Oxidative Stress

Tempo de Leitura: 2 minutos

What is it?

Oxidative stress can be defined as an imbalance between oxidizing and antioxidant molecules in favor of oxidants, leading to an interruption of redox signaling and control and/or molecular damage.

What is oxidative stress for?

The human body naturally has oxidizing factors and anti-oxidant factors, which may even come from the diet. Both are important for the proper functioning of the body when in balance. Oxidative stress is precisely the debalance of this equation, overhanging the side of oxidants and may cause cellular and molecular damage due to excessive formation of free radicals.

How does oxidative stress work?

The excess of reactive o2 species can aggravate several events, such as premature aging, mutations, cancer, atherosclerosis, various organ lesions, dementia syndrome, post-transplant renal dysfunction, rheumatoid arthritis, transfusion hemochromatosis, autoimmune diseases, among others.
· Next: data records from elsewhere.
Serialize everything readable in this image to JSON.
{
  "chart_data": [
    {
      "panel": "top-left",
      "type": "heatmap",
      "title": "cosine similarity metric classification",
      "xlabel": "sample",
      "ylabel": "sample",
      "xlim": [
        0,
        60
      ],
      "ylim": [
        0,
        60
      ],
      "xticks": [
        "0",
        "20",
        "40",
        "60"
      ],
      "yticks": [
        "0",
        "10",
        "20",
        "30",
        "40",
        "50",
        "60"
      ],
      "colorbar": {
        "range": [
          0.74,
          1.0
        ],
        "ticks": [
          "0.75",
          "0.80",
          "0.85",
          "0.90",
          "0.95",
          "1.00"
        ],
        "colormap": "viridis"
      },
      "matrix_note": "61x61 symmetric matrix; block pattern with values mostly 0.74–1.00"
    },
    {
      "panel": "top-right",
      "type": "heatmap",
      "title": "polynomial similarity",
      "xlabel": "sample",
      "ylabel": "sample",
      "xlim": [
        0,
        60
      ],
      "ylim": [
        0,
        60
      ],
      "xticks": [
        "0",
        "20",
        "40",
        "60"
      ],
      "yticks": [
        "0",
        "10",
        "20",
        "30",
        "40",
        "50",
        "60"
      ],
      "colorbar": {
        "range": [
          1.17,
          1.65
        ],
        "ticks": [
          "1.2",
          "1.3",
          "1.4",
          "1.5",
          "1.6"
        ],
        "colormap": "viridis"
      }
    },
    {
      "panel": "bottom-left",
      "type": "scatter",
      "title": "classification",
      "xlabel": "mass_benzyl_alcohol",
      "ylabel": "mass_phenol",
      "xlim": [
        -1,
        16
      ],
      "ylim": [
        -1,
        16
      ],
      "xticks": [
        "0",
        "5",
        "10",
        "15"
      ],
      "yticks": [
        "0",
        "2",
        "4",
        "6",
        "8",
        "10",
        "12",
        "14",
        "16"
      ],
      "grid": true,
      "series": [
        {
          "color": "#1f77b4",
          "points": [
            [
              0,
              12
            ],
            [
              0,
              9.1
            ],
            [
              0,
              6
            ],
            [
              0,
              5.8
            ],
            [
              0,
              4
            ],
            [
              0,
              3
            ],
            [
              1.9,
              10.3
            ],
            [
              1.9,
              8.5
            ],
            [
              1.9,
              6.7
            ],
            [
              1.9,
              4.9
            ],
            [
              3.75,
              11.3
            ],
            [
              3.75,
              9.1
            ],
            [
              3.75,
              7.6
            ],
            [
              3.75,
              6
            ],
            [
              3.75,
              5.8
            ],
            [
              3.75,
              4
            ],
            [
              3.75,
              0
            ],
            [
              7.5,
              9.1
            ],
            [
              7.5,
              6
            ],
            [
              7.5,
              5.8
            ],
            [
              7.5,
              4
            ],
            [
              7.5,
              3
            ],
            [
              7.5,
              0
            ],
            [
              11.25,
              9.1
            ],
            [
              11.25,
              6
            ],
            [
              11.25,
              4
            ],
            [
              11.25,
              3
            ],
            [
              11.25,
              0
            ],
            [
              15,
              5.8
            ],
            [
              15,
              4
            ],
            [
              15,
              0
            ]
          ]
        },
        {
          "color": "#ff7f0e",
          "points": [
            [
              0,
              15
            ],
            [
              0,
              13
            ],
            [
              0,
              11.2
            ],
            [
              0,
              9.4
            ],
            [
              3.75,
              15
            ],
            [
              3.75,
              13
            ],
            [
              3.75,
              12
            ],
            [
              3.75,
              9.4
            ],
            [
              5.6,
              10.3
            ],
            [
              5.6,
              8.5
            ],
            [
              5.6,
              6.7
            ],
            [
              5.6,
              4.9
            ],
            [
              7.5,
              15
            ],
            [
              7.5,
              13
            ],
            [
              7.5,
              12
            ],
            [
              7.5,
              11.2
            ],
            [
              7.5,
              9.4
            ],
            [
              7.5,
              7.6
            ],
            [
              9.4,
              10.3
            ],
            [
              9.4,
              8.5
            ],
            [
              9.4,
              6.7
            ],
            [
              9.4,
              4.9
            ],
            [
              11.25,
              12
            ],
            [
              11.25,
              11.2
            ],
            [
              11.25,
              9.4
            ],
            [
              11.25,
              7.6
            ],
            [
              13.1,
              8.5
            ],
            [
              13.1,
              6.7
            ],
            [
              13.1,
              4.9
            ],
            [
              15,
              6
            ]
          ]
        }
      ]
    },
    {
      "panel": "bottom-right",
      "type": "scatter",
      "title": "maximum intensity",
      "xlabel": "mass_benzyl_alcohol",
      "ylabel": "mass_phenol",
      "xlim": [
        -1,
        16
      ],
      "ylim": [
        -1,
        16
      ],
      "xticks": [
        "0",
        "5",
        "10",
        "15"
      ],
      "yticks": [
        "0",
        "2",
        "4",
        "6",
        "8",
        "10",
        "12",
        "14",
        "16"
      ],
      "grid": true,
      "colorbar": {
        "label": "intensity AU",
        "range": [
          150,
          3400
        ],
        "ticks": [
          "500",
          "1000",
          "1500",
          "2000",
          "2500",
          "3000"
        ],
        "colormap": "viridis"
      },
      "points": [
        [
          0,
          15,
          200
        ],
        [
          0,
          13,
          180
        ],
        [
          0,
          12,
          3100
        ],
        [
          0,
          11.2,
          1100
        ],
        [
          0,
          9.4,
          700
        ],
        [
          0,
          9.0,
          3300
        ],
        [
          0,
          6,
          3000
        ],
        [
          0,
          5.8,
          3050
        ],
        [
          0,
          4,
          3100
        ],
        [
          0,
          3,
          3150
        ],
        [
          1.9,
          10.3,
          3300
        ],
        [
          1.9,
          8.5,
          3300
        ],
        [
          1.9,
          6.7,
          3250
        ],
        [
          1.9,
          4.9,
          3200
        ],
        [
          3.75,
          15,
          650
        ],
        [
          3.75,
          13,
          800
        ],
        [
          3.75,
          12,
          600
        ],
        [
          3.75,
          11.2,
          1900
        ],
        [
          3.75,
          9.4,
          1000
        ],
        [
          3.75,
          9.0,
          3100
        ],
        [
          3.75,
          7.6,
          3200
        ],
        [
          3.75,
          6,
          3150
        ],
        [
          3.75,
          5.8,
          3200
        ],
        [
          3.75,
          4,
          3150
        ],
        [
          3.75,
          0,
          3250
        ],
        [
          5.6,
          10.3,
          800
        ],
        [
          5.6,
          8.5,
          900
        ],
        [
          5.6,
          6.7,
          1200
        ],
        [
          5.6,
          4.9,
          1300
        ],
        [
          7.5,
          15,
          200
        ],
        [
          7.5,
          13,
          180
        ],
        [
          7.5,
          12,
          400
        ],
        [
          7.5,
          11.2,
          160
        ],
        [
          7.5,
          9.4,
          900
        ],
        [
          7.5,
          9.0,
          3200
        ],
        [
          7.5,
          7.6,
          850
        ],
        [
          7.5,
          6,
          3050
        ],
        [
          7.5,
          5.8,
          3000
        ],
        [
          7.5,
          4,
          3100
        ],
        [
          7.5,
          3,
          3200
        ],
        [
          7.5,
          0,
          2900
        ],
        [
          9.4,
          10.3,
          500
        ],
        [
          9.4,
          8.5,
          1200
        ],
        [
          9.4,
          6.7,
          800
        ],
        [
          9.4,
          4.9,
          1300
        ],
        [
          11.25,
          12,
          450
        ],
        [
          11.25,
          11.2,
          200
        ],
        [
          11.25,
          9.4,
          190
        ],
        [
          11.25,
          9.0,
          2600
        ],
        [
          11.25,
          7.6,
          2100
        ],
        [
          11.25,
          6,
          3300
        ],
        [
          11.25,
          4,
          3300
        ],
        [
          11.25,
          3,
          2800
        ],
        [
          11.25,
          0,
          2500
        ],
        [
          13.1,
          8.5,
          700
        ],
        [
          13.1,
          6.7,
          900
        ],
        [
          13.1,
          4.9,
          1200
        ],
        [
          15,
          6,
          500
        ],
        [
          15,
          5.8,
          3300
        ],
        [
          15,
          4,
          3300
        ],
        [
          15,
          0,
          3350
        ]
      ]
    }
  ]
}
It is important to remember that these events will only occur if the efficiency of the antioxidant system cannot overcome oxidative phenomena. Therefore, it is important to strengthen the antioxidant defense of the body, and the diet can aid in this.

Supplementation and diet

One of the diets best known for its antioxidant potential is the Mediterranean Diet (DM), which is rich in anti-inflammatory compounds and antioxidant properties. The diet is rich in fruits and vegetables, which are a great source of antioxidants, as well as the spices included in it, such as curcumin. Coffee consumption is also interesting, as it has substances such as polyphenols, as well as oilseeds that also have an important antioxidant role.

Patients with vitamin C deficiency may consider supplementation, as it is able to modulate severe oxidative stress, especially in diseases such as severe sepsis, trauma, and reperfusion after ischemia.


Article: Gantenbein KV, Kanaka-Gantenbein C. Mediterranean Diet as an Antioxidant: The Impact on Metabolic Health and Overall Wellbeing. Nutrients. 2021 Jun 6;13(6):1951. doi: 10.3390/nu13061951. PMID: 34204057; PMCID: PMC8227318.